Vooral vrouwen met kinderen (25-55 jaar) en oudere vrouwen (vanaf 55 jaar) zijn meer gaan werken. Hoewel er nog procentpunten participatie te winnen zijn, verdient het overheidsbeleid applaus. Maar de vraag is of de media zich niet teveel op de ‘ouderwetse’ participatieproblemen richtte. Bij mannen is de trend namelijk heel anders. Oudere mannen (vanaf 55 jaar) zijn weliswaar ook meer gaan werken, maar jonge en middelbare mannen juist minder. Hun arbeidsparticipatie daalt. De CPB-studie signaleert een nieuw probleem: “Opvallend is de relatief sterke daling van de participatie onder laagopgeleide en alleenstaande mannen”.
Dit mannen-gegeven kreeg weinig aandacht in de media. Waarschijnlijk ook omdat onze Nederlandse rekenmeesters er geen feitelijke, bewezen verklaring voor hebben. Ze wijzen op de invloed van een dalende vraag naar routinematig werk door automatisering, waardoor de vaardigheden van mannen minder gewild kunnen zijn. Ze wijzen op het afnemende opleidingsniveau van de man – vrouwen halen mannen qua opleiding in – als reden en juist op de tegenovergestelde beweging: jonge mannen leren nu langer door waardoor ze op een latere leeftijd gaan werken dan vroeger. Ze wijzen op veranderende sociale normen, er wordt sneller geaccepteerd dat jonge mannen niet werken en voor hun onderhoud afhankelijk zijn van hun familie of partner. In 2015 woonde 67% (!) van de niet-werkende jonge mannen (21-30 jaar) bij hun ouders of verwanten; in 2000 was dit nog maar 46%.

Gaming!

Maar de mooiste verklaring van het CPB is: gaming! Uit Amerikaans onderzoek blijkt dat jonge mannen, vooral tot 30 jaar oud, hun vrije tijd steeds meer besteden aan videogames en recreatief pc-gebruik. Een kwart tot de helft van de dalende arbeidsparticipatie onder jonge Amerikaanse mannen zou kunnen worden verklaard door ‘recreatieve innovaties’. Hoewel dit onderzoek niet is uitgevoerd in Nederland, stelt het CPB toch: mannen hebben een ‘hogere waardering voor vrije tijd’ dan in 1999. Oftewel: vroeger had je als man geen recreatiemogelijkheid om alleen je vrije uren door te komen, nu kan je lekker gamen. Deze verklaring geldt volgens het CPB bovenal voor laagopgeleide mannen in ons land. Onderstaande figuur laat zien dat hun arbeidsparticipatie tot 45 jaar aanzienlijk daalde – zeker onder jongere alleenstaande mannen en jongere mannen die nog bij hun ouders wonen.

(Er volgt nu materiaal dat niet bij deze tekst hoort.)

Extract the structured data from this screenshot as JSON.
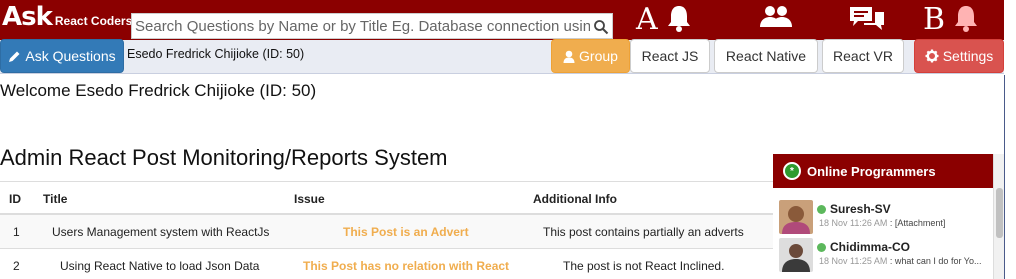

Dit klinkt leuk, alleen is het een klassiek kip-ei-vraagstuk: zijn jonge laagopgeleide mannen minder gewild op de arbeidsmarkt door hun opleidingsniveau (vraag-effect) of vindt een deel van deze groep het fijner om te gamen dan om laagbetaald werk te doen (aanbod-effect)? Het CPB beantwoordt deze vraag duidelijk op basis van de feitelijke analyse in zijn overzichtsstudie. Onze rekenmeesters concluderen: “Bij lager en middelbaar opgeleide jonge mannen en mannen van middelbare leeftijd zien we een toename in de gewenste werkuren ten opzichte van de gewerkte uren” en “vooral bij thuiswonende jonge mannen en thuiswonende mannen van middelbare leeftijd nemen de gewerkte uren sterker af dan de gewenste uren (…) Zij lijken dus onvrijwillig minder uren te zijn gaan werken.”.

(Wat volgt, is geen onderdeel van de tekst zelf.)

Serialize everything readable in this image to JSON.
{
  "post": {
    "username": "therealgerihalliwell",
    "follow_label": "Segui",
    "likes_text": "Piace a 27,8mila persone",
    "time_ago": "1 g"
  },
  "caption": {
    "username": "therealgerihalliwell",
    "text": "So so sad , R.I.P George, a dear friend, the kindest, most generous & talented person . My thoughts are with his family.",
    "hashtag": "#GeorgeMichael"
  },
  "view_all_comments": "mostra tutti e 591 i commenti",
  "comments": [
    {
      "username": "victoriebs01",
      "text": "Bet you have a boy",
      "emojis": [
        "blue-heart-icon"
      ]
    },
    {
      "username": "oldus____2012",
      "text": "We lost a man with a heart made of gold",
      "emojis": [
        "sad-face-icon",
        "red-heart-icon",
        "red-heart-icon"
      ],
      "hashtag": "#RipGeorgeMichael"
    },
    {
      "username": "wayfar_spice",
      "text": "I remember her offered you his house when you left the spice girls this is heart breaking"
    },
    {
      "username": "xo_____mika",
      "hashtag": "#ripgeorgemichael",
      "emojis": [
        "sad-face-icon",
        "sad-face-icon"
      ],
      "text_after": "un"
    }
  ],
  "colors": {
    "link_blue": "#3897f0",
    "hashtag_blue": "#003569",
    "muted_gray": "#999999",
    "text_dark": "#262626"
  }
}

De conclusie dat mannen liever gamen dan werken en daarom niet participeren op de arbeidsmarkt, blijkt minimaal gestaafd te worden door de feitelijk analyse. Toch vermeldt het CPB ‘gaming’

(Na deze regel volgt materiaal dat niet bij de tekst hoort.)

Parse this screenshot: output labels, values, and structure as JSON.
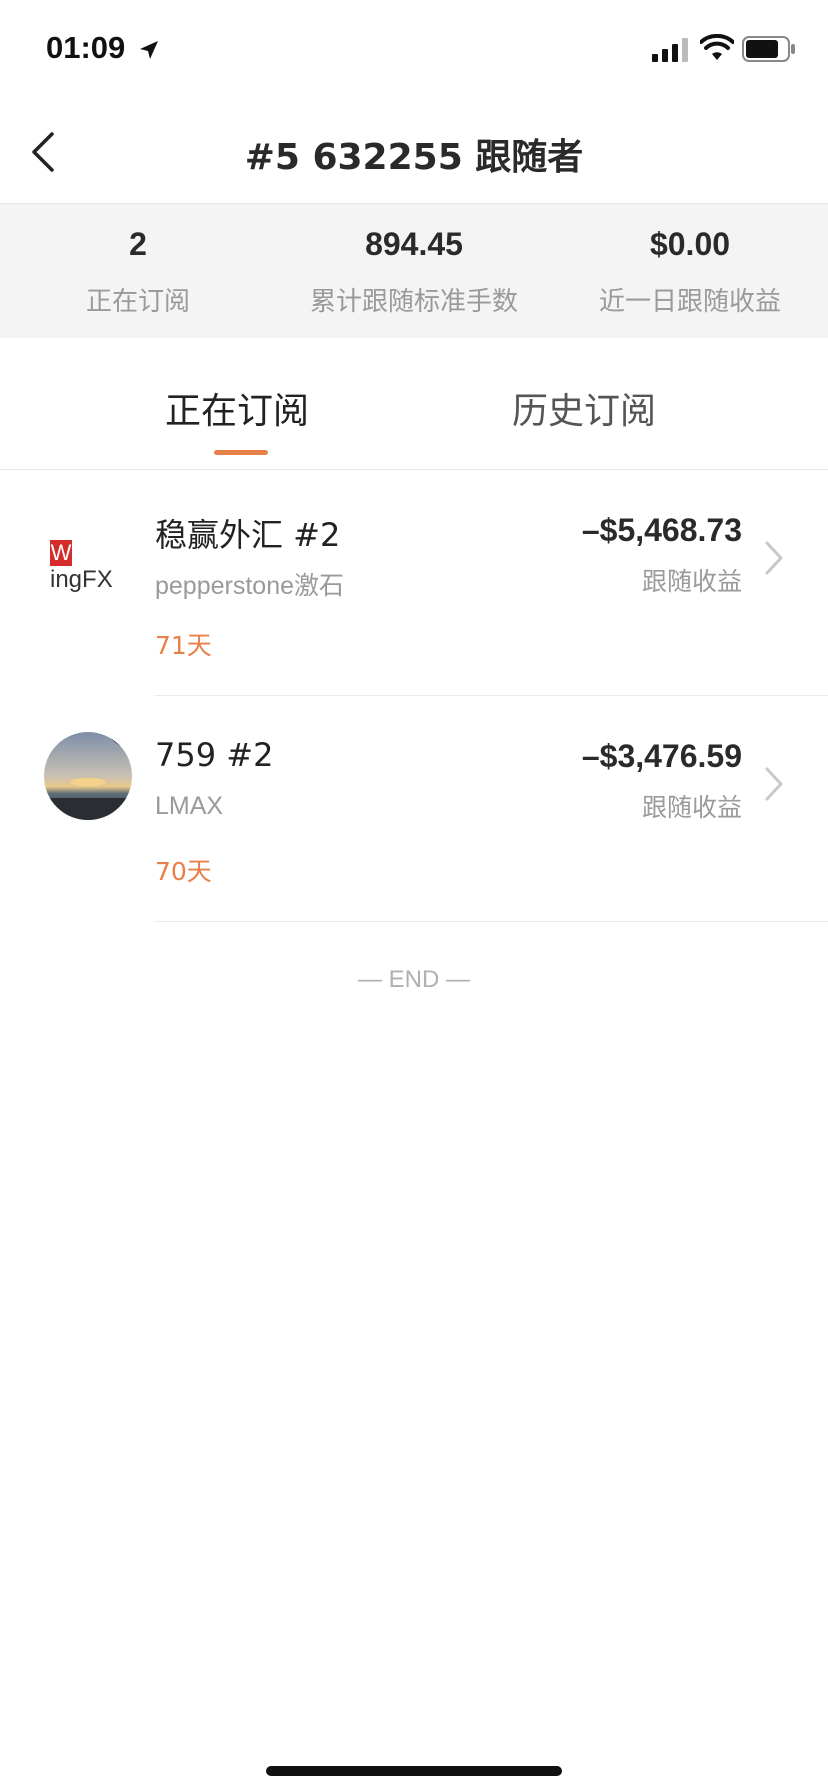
{
  "status_bar": {
    "time": "01:09"
  },
  "header": {
    "title": "#5 632255 跟随者"
  },
  "stats": [
    {
      "value": "2",
      "label": "正在订阅"
    },
    {
      "value": "894.45",
      "label": "累计跟随标准手数"
    },
    {
      "value": "$0.00",
      "label": "近一日跟随收益"
    }
  ],
  "tabs": [
    {
      "label": "正在订阅",
      "active": true
    },
    {
      "label": "历史订阅",
      "active": false
    }
  ],
  "subscriptions": [
    {
      "logo_text": "WingFX",
      "name": "稳赢外汇 #2",
      "broker": "pepperstone激石",
      "days": "71天",
      "amount": "–$5,468.73",
      "amount_label": "跟随收益"
    },
    {
      "name": "759 #2",
      "broker": "LMAX",
      "days": "70天",
      "amount": "–$3,476.59",
      "amount_label": "跟随收益"
    }
  ],
  "end_text": "— END —",
  "colors": {
    "accent": "#e8804a",
    "stats_bg": "#f4f4f4"
  }
}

meermaals als verklaring. Dat lijkt mij een beetje slordig. En wat moet SZW er eigenlijk mee? Gelukkig voeren we al decennialang overheidsbeleid om ‘zorg en arbeid’ te combineren, zodat moeders (en vaders) gewoon kunnen werken in plaats kinderen verzorgen en dit succesvolle beleid wordt doorgezet. Is het advies dat minister Koolmees nu ook beleid gaat voeren zodat ‘gaming en arbeid’ gecombineerd kunnen worden, zodat laagopgeleide mannen aan het werk gaan? Of moet er een actieprogramma komen dat mannen achter de Playstation vandaan trekt, de arbeidsmarkt op?

In ieder geval, ik heb de CPB-studie met plezier gelezen. Het is een leestip, er staat veel nuttig info en analyse is. En ik zal nooit meer deze redenering vergeten om de achterblijvende arbeidsparticipatie van (laagopgeleide) vrouwen en mannen te begrijpen: vrouwen verzorgen kinderen, mannen gamen

«
»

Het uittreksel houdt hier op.